Diary of Orrin Brown—Oct 26, 1864

The Triumph, 1862

Diary of Orrin Brown, Chattanooga, Tennessee

Wednesday–Oct. 26th

We got up this morning and found a cool chilly wind blowing, we were not any of us detailed to work today. I feel pretty well better than I have for several days, there is new troops coming in and going out to the front all of the time, they all draw their arms here we were calld up to head quarters about sundown and gave our names to draw our arms were marched to the assnell drew our arms and got back to camp at about 9 Oclock. The Christian Commition agent came into Camp today and gave us the Northwestern and Western Christian Advocat, the Christian Times and he gave some of us books.

Religion and religious belief played an important part in the U.S. Civil War.  On its face, the war was begun on States’ rights vs Federal prerogative, similar to the ever-present organizational spectrum from the Reformed church’s Congregationalists on one hand to the centralized Roman church.  Yet it was the philosophical and moral conundrum of slavery that brought the conflict to the state of crusade for many.  As a professor at Princeton Theological Seminary noted:

After Confederate forces opened fire on Fort Sumter in April 1861, the vast majority of Northern religious bodies—with the exception of the historic “peace” churches which on principle adhered to pacifism—ardently supported the war for the Union…

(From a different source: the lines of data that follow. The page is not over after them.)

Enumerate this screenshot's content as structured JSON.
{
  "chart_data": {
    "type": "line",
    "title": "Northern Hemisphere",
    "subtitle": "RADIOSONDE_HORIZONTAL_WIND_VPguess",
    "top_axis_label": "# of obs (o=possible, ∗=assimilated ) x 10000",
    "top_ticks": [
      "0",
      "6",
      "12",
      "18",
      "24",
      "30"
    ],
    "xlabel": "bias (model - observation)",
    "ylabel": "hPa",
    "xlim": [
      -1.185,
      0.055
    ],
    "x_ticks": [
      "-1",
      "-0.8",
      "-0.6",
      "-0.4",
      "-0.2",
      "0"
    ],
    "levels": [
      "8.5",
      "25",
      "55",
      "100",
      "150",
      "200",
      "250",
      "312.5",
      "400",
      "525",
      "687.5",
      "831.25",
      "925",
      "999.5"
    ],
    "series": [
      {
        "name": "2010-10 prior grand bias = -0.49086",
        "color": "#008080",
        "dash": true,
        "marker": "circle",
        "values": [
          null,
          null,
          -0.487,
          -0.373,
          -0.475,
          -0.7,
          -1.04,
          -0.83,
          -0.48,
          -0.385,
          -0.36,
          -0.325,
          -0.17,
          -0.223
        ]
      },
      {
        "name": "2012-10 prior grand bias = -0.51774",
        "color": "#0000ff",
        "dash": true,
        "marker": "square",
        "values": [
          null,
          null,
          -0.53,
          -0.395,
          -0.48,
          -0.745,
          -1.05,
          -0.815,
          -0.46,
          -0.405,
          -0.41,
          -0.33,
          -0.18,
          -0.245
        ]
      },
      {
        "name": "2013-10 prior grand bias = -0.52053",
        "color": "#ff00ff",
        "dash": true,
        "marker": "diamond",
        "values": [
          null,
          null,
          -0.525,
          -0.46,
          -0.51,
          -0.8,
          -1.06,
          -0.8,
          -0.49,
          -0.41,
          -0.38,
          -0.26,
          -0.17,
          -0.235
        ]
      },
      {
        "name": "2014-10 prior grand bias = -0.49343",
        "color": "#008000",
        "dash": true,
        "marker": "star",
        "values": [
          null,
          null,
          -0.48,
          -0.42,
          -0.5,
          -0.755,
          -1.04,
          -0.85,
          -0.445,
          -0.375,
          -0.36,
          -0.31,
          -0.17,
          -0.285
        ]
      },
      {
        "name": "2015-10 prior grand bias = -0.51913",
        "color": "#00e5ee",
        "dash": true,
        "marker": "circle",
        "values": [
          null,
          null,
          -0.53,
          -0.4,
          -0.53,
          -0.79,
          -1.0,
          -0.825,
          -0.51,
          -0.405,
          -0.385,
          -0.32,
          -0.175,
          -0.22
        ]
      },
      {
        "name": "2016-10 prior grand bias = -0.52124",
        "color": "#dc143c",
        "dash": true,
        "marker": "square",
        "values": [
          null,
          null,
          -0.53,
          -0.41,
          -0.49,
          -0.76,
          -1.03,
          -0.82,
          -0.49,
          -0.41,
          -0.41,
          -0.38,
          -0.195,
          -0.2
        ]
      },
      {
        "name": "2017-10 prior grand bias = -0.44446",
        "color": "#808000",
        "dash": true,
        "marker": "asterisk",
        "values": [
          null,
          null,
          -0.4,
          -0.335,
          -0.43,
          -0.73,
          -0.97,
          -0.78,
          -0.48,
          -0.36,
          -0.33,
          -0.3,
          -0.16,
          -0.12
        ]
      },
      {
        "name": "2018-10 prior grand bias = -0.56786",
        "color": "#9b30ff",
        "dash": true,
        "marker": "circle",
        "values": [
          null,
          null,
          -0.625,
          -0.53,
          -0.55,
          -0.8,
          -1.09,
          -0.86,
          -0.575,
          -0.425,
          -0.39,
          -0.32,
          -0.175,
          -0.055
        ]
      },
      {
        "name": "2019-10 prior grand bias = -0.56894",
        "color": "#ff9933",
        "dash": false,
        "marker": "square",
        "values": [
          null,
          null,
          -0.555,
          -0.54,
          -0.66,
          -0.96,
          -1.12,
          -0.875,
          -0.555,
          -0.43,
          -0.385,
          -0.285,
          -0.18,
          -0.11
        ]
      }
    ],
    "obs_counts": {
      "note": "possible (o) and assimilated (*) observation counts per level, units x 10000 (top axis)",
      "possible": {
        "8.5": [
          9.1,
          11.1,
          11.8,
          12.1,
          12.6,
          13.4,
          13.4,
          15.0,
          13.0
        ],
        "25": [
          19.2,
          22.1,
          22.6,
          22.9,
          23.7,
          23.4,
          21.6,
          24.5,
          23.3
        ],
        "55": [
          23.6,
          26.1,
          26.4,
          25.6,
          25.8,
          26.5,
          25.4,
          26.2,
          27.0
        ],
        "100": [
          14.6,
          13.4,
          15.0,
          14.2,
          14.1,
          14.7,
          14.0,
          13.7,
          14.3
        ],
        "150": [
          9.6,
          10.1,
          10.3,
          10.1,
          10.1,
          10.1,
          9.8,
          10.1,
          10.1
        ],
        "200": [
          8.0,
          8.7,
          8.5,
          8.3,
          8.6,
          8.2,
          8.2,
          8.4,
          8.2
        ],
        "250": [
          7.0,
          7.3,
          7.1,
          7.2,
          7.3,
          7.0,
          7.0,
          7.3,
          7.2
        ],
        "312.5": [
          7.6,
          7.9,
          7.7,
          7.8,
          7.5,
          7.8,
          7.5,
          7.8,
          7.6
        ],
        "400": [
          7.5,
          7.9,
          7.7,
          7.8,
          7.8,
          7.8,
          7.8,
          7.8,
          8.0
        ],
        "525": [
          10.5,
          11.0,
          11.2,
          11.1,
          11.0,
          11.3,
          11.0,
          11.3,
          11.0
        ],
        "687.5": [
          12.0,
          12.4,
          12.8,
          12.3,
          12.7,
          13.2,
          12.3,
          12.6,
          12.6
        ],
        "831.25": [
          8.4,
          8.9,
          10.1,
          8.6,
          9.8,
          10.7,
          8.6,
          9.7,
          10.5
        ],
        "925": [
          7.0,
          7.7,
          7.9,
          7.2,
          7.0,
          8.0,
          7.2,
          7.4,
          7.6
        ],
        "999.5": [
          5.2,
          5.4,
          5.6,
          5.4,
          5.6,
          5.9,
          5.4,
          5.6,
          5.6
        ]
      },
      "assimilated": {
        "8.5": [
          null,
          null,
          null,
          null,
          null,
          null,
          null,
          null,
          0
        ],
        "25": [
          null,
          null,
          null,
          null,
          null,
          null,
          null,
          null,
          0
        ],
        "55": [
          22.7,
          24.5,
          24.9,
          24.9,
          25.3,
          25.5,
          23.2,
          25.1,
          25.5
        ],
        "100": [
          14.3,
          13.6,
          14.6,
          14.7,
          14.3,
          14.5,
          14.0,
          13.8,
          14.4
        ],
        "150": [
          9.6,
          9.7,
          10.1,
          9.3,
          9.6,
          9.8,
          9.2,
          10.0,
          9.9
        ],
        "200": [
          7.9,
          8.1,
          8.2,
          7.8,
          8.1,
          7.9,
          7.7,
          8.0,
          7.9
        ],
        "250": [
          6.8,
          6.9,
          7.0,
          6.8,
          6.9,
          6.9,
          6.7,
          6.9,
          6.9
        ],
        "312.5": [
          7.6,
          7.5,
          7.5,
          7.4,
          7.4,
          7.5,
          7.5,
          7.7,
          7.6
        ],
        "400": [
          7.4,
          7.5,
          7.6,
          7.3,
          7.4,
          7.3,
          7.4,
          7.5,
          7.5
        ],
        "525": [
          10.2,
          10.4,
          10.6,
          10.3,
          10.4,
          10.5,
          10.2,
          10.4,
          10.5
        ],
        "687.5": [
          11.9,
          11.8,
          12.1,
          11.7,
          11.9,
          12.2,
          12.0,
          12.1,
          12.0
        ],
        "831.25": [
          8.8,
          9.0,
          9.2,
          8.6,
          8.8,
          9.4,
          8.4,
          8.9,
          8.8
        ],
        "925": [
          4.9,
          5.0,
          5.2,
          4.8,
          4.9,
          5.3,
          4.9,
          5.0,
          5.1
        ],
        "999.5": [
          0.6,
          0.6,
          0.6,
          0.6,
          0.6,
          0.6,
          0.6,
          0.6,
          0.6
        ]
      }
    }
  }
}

The sense that God was decisively at work in the crisis of the Union also profoundly altered the way in which church leaders dealt with the problem of slavery. At the war’s outset, Northern churches were far from unanimous in their attitude toward human bondage… At the start of the war, the avowed aim of Northern policy was to save the Union, not to free the slaves; but mixed results on the battlefield prompted a reassessment of goals… Some churches were demanding emancipation as early as the fall of 1861 while others were months or even years behind; but whether early or late, religious groups concluded that the war had signaled God’s intention that slavery die and that it die now….

The pouring out of blood was cleansing the nation of its sin and preparing it for moral rebirth.